Long-term follow-up shows that ventricular function usually remains
normal (503),
although there have been reports of progressive LV dysfunction,
and many patients continue to have chest pain that requires medication
(508).
2.
Treatment
Because the long-term prognosis is excellent, the most important
therapy consists of reassurance and symptom relief. However, persistence
of symptoms is common, and many patients do not return to work (503).
The demonstration of normal coronary arteries on angiography can
be reassuring.

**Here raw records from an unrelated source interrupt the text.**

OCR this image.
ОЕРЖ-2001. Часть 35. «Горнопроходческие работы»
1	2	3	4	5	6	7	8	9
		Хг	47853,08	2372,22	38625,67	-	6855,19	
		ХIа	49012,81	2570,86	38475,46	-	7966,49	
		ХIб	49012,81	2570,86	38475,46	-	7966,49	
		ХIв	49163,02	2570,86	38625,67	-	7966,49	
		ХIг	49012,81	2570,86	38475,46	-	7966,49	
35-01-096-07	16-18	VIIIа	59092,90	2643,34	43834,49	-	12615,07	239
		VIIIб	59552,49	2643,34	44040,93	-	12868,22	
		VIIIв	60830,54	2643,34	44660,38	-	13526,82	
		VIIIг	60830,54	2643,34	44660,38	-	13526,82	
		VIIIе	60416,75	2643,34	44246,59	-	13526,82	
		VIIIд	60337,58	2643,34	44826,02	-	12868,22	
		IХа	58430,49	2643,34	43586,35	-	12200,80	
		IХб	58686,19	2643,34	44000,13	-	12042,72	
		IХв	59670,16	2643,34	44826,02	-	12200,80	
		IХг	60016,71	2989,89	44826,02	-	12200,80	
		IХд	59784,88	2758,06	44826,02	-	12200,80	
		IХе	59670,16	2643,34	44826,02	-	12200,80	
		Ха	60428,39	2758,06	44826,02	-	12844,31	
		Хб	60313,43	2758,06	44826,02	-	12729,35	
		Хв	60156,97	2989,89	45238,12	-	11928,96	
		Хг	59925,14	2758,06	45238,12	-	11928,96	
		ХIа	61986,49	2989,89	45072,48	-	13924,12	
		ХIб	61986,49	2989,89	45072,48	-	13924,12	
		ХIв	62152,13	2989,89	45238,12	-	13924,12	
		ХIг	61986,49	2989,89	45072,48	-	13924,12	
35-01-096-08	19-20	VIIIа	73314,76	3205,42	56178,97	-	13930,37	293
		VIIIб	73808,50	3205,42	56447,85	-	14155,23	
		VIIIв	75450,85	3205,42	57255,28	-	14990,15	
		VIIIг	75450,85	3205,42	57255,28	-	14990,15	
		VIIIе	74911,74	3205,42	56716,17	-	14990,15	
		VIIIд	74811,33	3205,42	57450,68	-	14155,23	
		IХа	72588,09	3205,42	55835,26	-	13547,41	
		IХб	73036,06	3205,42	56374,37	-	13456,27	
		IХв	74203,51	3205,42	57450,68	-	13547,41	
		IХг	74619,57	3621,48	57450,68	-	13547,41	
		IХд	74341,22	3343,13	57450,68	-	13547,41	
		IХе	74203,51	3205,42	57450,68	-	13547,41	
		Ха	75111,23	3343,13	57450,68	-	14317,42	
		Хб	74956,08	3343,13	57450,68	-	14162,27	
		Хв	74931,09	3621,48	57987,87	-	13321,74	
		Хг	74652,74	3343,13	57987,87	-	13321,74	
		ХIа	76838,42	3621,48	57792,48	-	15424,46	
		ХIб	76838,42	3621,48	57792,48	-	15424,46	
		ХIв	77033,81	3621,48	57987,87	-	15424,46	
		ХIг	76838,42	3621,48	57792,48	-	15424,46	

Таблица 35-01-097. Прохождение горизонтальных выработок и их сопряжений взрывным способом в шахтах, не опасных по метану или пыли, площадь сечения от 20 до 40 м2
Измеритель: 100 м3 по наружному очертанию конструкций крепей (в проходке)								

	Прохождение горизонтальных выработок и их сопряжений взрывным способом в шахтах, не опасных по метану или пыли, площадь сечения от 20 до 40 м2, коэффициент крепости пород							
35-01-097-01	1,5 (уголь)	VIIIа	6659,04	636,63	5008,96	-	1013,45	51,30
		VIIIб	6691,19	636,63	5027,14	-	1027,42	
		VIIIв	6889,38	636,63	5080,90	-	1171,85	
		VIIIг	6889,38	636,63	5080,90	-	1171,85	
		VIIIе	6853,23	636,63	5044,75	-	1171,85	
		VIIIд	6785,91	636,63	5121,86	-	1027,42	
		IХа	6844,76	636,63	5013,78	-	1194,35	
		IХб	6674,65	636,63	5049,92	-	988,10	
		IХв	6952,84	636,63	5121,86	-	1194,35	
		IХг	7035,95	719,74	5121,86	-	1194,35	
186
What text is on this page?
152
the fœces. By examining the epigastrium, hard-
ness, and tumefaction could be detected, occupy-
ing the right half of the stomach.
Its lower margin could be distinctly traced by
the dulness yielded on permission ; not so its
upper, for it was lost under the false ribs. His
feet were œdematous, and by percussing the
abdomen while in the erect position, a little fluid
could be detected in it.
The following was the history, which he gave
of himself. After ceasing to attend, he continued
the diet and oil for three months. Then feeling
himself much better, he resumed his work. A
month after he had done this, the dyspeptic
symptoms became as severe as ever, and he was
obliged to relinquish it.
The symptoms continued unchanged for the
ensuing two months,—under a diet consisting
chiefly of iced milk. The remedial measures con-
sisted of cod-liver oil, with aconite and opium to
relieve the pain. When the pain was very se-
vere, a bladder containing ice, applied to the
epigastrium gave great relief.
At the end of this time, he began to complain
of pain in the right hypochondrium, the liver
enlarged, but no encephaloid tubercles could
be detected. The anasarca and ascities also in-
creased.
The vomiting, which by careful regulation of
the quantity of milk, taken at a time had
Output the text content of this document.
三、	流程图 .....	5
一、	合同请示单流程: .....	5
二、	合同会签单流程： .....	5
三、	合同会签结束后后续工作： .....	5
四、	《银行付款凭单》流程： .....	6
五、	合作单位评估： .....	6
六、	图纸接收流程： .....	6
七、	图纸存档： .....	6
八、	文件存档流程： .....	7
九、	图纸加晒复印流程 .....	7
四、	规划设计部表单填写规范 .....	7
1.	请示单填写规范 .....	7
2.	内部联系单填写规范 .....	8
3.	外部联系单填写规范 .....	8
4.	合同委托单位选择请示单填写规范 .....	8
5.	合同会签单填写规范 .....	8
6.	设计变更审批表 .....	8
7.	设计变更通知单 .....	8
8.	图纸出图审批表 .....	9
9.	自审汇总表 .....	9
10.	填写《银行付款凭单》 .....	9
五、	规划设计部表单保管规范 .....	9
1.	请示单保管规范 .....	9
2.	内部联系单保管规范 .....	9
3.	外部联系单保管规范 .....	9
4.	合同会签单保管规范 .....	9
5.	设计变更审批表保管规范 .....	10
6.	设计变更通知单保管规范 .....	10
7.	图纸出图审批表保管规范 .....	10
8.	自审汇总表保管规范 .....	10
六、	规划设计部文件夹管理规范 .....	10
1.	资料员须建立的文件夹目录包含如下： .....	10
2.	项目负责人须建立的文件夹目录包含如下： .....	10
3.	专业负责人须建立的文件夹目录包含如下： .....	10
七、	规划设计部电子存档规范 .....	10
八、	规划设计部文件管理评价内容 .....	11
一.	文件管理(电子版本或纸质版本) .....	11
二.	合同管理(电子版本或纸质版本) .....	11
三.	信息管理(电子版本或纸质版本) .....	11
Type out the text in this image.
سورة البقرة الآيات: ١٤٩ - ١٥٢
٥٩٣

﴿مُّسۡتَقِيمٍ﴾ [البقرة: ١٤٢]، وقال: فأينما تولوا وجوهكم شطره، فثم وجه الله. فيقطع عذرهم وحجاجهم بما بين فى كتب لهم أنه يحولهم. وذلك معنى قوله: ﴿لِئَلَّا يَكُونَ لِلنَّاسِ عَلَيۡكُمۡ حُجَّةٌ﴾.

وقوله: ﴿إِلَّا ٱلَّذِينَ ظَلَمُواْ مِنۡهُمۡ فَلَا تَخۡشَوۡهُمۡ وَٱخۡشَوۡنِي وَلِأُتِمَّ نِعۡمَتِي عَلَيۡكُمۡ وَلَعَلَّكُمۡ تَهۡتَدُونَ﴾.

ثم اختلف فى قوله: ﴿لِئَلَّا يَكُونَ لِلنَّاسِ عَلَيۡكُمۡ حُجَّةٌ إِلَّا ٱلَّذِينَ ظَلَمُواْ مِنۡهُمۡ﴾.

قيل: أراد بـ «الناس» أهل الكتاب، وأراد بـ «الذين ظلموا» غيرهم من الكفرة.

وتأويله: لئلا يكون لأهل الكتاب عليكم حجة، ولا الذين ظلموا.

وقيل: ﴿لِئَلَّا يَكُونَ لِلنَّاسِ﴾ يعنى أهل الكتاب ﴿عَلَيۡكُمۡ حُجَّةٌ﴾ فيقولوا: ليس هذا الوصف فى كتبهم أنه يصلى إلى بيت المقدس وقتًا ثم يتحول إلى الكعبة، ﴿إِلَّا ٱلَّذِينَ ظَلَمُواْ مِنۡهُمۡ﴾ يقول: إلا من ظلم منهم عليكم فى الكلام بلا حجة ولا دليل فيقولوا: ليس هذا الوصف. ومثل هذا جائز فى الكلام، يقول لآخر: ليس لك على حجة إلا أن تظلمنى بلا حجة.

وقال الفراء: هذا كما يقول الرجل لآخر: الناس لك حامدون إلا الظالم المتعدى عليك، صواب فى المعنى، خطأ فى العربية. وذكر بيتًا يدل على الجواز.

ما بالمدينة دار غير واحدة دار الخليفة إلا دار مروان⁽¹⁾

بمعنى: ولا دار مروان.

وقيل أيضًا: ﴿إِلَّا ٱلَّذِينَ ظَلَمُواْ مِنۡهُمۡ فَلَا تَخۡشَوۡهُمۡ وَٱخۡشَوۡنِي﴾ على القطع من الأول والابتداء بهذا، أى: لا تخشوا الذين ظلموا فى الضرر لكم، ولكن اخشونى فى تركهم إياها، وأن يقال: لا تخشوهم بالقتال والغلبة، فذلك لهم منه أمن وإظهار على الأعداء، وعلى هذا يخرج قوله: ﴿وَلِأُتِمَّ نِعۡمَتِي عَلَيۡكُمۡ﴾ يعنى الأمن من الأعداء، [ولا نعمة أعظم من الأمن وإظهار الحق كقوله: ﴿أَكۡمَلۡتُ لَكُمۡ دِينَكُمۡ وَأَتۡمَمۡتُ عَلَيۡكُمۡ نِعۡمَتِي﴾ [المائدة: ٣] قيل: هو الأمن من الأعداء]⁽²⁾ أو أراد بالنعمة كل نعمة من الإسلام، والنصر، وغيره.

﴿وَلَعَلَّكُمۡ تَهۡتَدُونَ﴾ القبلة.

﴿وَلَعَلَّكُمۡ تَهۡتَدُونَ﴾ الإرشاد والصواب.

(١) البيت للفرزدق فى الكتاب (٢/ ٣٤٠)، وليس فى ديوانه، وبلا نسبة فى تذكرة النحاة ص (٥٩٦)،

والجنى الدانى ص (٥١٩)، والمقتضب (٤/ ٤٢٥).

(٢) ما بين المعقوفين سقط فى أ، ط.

In 1 study, after a normal coronary arteriogram,
there was a reduced need for hospitalization as well as a reduced
number of hospital days for cardiac reasons (286).
Both beta-blockers and calcium antagonists have been found to be
effective in reducing the number of episodes of chest discomfort
(509,510).
Beneficial effects with nitrates are seen in about one half of patients
(511).
The use of alpha-adrenergic blockers would appear to be a rational
therapy, but the results of small trials are inconsistent (512).
Imipramine 50 mg daily has been successful in some chronic pain
syndromes, including syndrome X, reducing the frequency of chest
pain by 50% (513).
Estrogen replacement in postmenopausal women with angina and normal
coronary arteriograms has been shown to reverse the acetylcholine-induced
coronary arterial vasoconstriction, presumably by improving endothelium-dependent
coronary vasomotion (514).
In a double-blind, placebo-controlled study, Rosano et al. (515)
found that cutaneous estrogen patches in 25 postmenopausal women
with syndrome X reduced the frequency of chest pain episodes by
50%.
It
is recommended that patients be reassured of the excellent intermediate-term
prognosis and treated with long-acting nitrates. If the patient
continues to have episodes of chest pain, a calcium antagonist or
beta-blocker can be started (510).
Finally, 50 mg of imipramine daily has been successful in reducing
the frequency of chest pain episodes. If symptoms persist, other
causes of chest pain, especially esophageal dysmotility, should
be ruled out (9,95,97-99,102,104,105,318).